Twitter has added Perfect Forward Secrecy to its arsenal of tools to keep private user data from falling into the wrong hands. The new protocol is being added to the HTTPS encryption that is already in place on Twitter and many other sites (including most legitimate sites that collect financial data).
The Forward Secret protocol, according to a Twitter blog post, protects data after the fact. “ If an adversary is currently recording all Twitter users’ encrypted traffic, and they later crack or steal Twitter’s private keys, they should not be able to use those keys to decrypt the recorded traffic,” wrote Twitter’s Jacob Hoffman-Andrews.
Twitter said that the new encryption technology “caused negligible increase in CPU usage” and should have noticeable impact on performance, at least for Twitter users in the U.S.
Although the blog post didn’t mention the NSA or Edward Snowden, it is increasingly common for Silicon Valley companies to be shoring up privacy and security in the wake of the alleged NSA spying. Twitter is presenting this move as what it calls “a new normal for web service owners,” calling on all site operators to at least implement HTTPS if not something even stronger like Perfect Forward Security.

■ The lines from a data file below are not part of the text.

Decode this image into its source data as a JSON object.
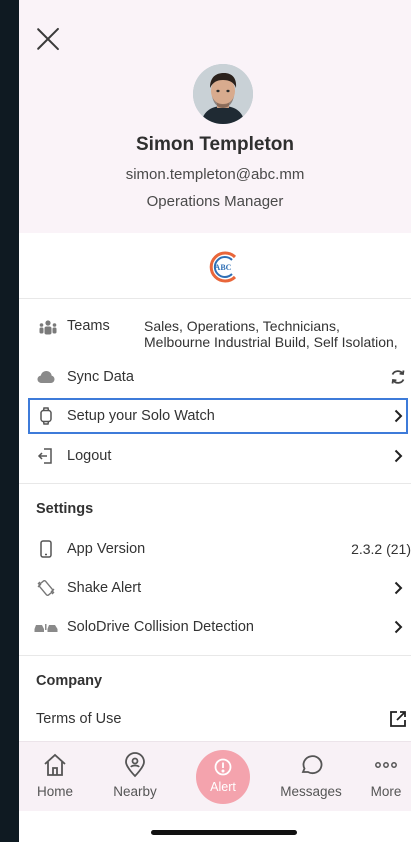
{
  "profile": {
    "name": "Simon Templeton",
    "email": "simon.templeton@abc.mm",
    "role": "Operations Manager"
  },
  "logo": {
    "text": "ABC",
    "colors": [
      "#e9663a",
      "#2f6fb5"
    ]
  },
  "menu": {
    "teams_label": "Teams",
    "teams_line1": "Sales, Operations, Technicians,",
    "teams_line2": "Melbourne Industrial Build, Self Isolation,",
    "sync_label": "Sync Data",
    "watch_label": "Setup your Solo Watch",
    "logout_label": "Logout"
  },
  "settings": {
    "title": "Settings",
    "app_version_label": "App Version",
    "app_version_value": "2.3.2 (21)",
    "shake_alert_label": "Shake Alert",
    "solodrive_label": "SoloDrive Collision Detection"
  },
  "company": {
    "title": "Company",
    "terms_label": "Terms of Use"
  },
  "tabs": {
    "home": "Home",
    "nearby": "Nearby",
    "alert": "Alert",
    "messages": "Messages",
    "more": "More"
  },
  "colors": {
    "header_bg": "#faf3f8",
    "selection_border": "#3d7bd9",
    "alert_bg": "#f4a3ad"
  }
}
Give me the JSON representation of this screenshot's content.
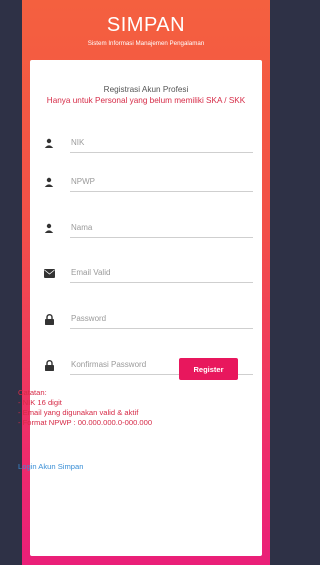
{
  "header": {
    "title": "SIMPAN",
    "subtitle": "Sistem Informasi Manajemen Pengalaman"
  },
  "form": {
    "heading_line1": "Registrasi Akun Profesi",
    "heading_line2": "Hanya untuk Personal yang belum memiliki SKA / SKK",
    "fields": [
      {
        "placeholder": "NIK",
        "icon": "user-icon",
        "value": ""
      },
      {
        "placeholder": "NPWP",
        "icon": "user-icon",
        "value": ""
      },
      {
        "placeholder": "Nama",
        "icon": "user-icon",
        "value": ""
      },
      {
        "placeholder": "Email Valid",
        "icon": "envelope-icon",
        "value": ""
      },
      {
        "placeholder": "Password",
        "icon": "lock-icon",
        "value": ""
      },
      {
        "placeholder": "Konfirmasi Password",
        "icon": "lock-icon",
        "value": ""
      }
    ],
    "register_label": "Register"
  },
  "notes": {
    "title": "Catatan:",
    "lines": [
      "- NIK 16 digit",
      "- Email yang digunakan valid & aktif",
      "- Format NPWP : 00.000.000.0-000.000"
    ]
  },
  "login_link": "Login Akun Simpan",
  "colors": {
    "accent": "#e8175d",
    "note_text": "#d62b47",
    "link": "#3a8fd6",
    "background": "#2e3146"
  }
}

As the Electronic Frontier Foundation pointed out, with HTTPS, if data is being collected “an eavesdropper who gets the secret key at any time in the future—even years later—can use it to decrypt all of the stored data! That means that the encrypted data, once stored, is only as secure as the secret key, which may be vulnerable to compromised server security or disclosure by the service provider.”
HTTPS refers to the security layer, known as Secure Socket Layer (SSL) that used to be the standard for encryption. It’s still used but it’s not as secure as Forward Secrurity because, as the New York Times points out, if a hacker or government got its hands on an SSL key at any point, it could go back and decrypt past communications. Perfect Forward Security does not allow anyone to go back and decrypt communications even if they later get access to the key.
Other web companies, including Google Facebook and Yahoo have recently stepped up their security, in the aftermath of the NSA revelations.
Of course, encryption can — at best — only protect you against data that you keep private. Don’t expect any privacy when it comes to your public Tweets now or in the future.